Parag Mhashilkar, Marco Mascheroni, Hyunwoo Kim, Dennis Box, Eric Vaandering, James Letts, Antonio Perez-Calero,

  • Release Status
    • 3.2.18 released earlier this week.
    • 3.3.2 working on the release and bug fixes
  • CMS
    • Most changes we are working on are on the HTCondor collector and negotiator scalability issues
  • Developer updates
    • Marco Mascheroni: #11755: Will have update later this week
    • Dennis Box: Automated deployment of
      • # 15074: Completed and will be assigned for review
    • Hyunwoo Kim
      • #15479: Assigned for feedback
      • #14501: Found the big. Need to test the changes
      • #2858: Need to revisit the changes

February 22, 2017

Parag Mhashilkar, Marco Mascheroni, Hyunwoo Kim, Dennis Box, Eric Vaandering, Dave Dykstra

  • Dave Dykstra (glexec)
    • At JNR we were submit jobs from here but was failing because CI Logon Basic CA. They get config from EGI. In Europe some VOs anyone is allowed to join. At NIKEF they are working on functionality to list of VOs one can join
    • Brian has been asking users to use SL7 starting April (?) if site has singularity.
  • Release Status: v3.2.18
    • Hyunwoo: Testing his changes in rc1 rpm
    • Dennis: Will test v3.2.18 rc1
      Marco Mascheroni: Will try to work on #11755 this week.

February 15, 2017

Parag Mhashilkar, Marco Mascheroni, Hyunwoo Kim, Jeff Dost, Dennis Box, James Letts, Marco Mascheroni, Antonio, Dave Mason

  • Project News
    • Marco Mambelli is taking over as the Technical Lead
    • Will be switching to zoom
  • Release Status:
    • v3.2.17 is in OSG release
      • Issues with use of daemon function and pid file for the glideinwms services
    • v3.2.18 is being worked on and will be in the next OSG release
  • CMS
    • Talking to Brian wrt singularity and GlideinWMS. He is ready to roll it out on his testbed so this will become priority for the GlideinWMS project
    • Discussions within CMS on controlling the pilot pressure
    • #14559 makes it difficult for debugging.
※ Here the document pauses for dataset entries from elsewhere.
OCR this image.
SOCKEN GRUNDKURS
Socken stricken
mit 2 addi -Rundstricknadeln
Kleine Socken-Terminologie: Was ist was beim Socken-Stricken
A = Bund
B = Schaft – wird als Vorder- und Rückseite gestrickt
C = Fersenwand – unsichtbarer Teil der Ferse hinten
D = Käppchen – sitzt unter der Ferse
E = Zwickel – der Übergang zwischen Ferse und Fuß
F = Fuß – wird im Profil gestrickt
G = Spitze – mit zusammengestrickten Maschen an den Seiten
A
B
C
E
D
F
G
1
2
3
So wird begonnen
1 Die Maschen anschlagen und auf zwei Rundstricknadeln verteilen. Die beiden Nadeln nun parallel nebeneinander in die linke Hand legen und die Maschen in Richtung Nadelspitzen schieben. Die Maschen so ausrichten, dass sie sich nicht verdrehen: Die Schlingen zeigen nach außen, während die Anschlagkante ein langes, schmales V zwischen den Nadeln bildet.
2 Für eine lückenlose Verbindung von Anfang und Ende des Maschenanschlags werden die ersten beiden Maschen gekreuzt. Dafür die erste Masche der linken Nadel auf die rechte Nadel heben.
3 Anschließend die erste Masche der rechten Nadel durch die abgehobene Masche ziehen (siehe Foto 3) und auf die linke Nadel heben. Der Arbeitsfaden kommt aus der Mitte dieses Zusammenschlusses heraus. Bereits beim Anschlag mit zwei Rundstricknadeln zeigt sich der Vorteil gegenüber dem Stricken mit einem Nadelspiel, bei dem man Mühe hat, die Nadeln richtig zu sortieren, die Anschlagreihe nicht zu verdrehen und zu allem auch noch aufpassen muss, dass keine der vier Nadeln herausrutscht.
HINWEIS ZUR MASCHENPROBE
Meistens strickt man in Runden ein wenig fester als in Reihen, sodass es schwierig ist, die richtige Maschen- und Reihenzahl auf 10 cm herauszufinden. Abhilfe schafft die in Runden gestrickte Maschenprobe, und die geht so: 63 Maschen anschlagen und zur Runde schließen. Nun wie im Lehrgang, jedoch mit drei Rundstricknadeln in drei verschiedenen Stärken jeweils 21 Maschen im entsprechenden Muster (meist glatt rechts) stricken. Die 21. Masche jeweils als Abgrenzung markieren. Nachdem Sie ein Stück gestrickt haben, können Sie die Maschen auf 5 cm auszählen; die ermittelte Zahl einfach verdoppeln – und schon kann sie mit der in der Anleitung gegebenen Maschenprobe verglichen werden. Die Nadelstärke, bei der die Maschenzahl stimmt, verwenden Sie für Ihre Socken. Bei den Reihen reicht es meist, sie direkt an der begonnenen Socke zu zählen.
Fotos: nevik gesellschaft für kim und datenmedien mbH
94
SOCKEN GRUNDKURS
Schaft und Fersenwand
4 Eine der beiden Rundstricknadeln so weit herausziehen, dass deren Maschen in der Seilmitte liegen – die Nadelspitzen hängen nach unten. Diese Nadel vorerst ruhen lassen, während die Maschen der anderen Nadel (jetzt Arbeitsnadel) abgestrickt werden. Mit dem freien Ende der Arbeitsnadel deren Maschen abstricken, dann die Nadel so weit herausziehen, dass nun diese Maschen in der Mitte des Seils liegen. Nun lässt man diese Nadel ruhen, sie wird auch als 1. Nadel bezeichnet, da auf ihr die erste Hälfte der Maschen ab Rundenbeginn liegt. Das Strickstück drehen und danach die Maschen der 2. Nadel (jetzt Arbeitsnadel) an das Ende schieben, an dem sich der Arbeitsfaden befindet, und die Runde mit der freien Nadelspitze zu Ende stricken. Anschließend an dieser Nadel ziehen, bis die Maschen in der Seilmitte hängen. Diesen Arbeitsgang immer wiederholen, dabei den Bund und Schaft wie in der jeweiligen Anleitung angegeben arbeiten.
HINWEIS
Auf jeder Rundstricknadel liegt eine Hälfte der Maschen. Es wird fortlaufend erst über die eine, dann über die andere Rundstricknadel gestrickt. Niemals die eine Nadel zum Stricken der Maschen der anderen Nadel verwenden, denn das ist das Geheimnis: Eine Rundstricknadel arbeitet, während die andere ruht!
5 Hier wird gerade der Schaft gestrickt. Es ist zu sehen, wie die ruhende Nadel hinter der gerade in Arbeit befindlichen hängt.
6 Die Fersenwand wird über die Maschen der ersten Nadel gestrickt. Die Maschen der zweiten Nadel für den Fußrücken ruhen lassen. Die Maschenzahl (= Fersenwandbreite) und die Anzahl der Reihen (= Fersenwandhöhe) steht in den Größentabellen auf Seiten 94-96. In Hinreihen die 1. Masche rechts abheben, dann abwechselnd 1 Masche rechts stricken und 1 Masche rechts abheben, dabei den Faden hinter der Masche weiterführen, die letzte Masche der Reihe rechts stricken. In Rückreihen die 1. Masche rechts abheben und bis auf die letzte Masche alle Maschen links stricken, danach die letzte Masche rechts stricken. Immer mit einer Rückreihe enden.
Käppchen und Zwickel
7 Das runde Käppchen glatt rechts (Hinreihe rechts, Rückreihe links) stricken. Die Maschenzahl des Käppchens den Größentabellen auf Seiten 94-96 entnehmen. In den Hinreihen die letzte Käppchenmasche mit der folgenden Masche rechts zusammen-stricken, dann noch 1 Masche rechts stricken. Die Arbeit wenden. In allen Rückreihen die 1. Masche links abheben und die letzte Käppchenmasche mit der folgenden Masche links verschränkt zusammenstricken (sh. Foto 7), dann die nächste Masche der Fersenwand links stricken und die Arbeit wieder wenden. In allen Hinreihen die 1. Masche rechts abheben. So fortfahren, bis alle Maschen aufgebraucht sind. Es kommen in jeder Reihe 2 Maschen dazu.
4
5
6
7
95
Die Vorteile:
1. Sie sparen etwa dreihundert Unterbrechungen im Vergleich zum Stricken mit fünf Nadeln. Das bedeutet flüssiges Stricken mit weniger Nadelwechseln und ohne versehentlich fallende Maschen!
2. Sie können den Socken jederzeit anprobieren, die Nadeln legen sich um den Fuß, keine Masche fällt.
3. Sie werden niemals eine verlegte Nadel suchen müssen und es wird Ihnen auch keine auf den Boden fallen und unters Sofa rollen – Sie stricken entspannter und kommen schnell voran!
We need to scale down all the number of cores to pilot
  • Factory Operations
    • Covered in topics above

January 18, 2017

Parag Mhashilkar, Marco Mascheroni, Hyunwoo Kim, Eric Vaandering, Jeff Dost, Dennis Box

  • v3.2.17 Release Status
    • Release is out in development repo and will be available in OSG Feb release
  • Factory Operations
    • Enables sha2
    • #14864. Should be 3.2.18
  • CMS
    • No Big News

January 18, 2017

Parag Mhashilkar, Marco Mambelli, Hyunwoo Kim, Dennis Box, Eric Vaandering, Jeff Dost

  • v3.2.17 Release Status
    • Marco tested rc1 on SL6 and SL7

January 11, 2017

Parag Mhashilkar, Marco Mambelli, Hyunwoo Kim, Dennis Box, Eric Vaandering, Jeff Dost

  • CMS
    • No new news
  • OSG Factory Operations
    • Jeff: Ken Herner reported issues after changing the 2MB to 2048 KB.
  • v3.2.17 Release Status
    • Release candidate delayed. Will be released today.
    • Marco Mascheroni to push other changes #13277
    • Dennis to upload his changes
    • Marco Mambelli: Found issues with condor_startsup with unmatched if block at a higher level.
    • Hyunwoo: Will start working on #2858

January 04, 2017

Parag Mhashilkar, Marco Mambelli, Hyunwoo Kim, Dennis Box

  • Release candidate tomorrow, so resolve all the pending tickets.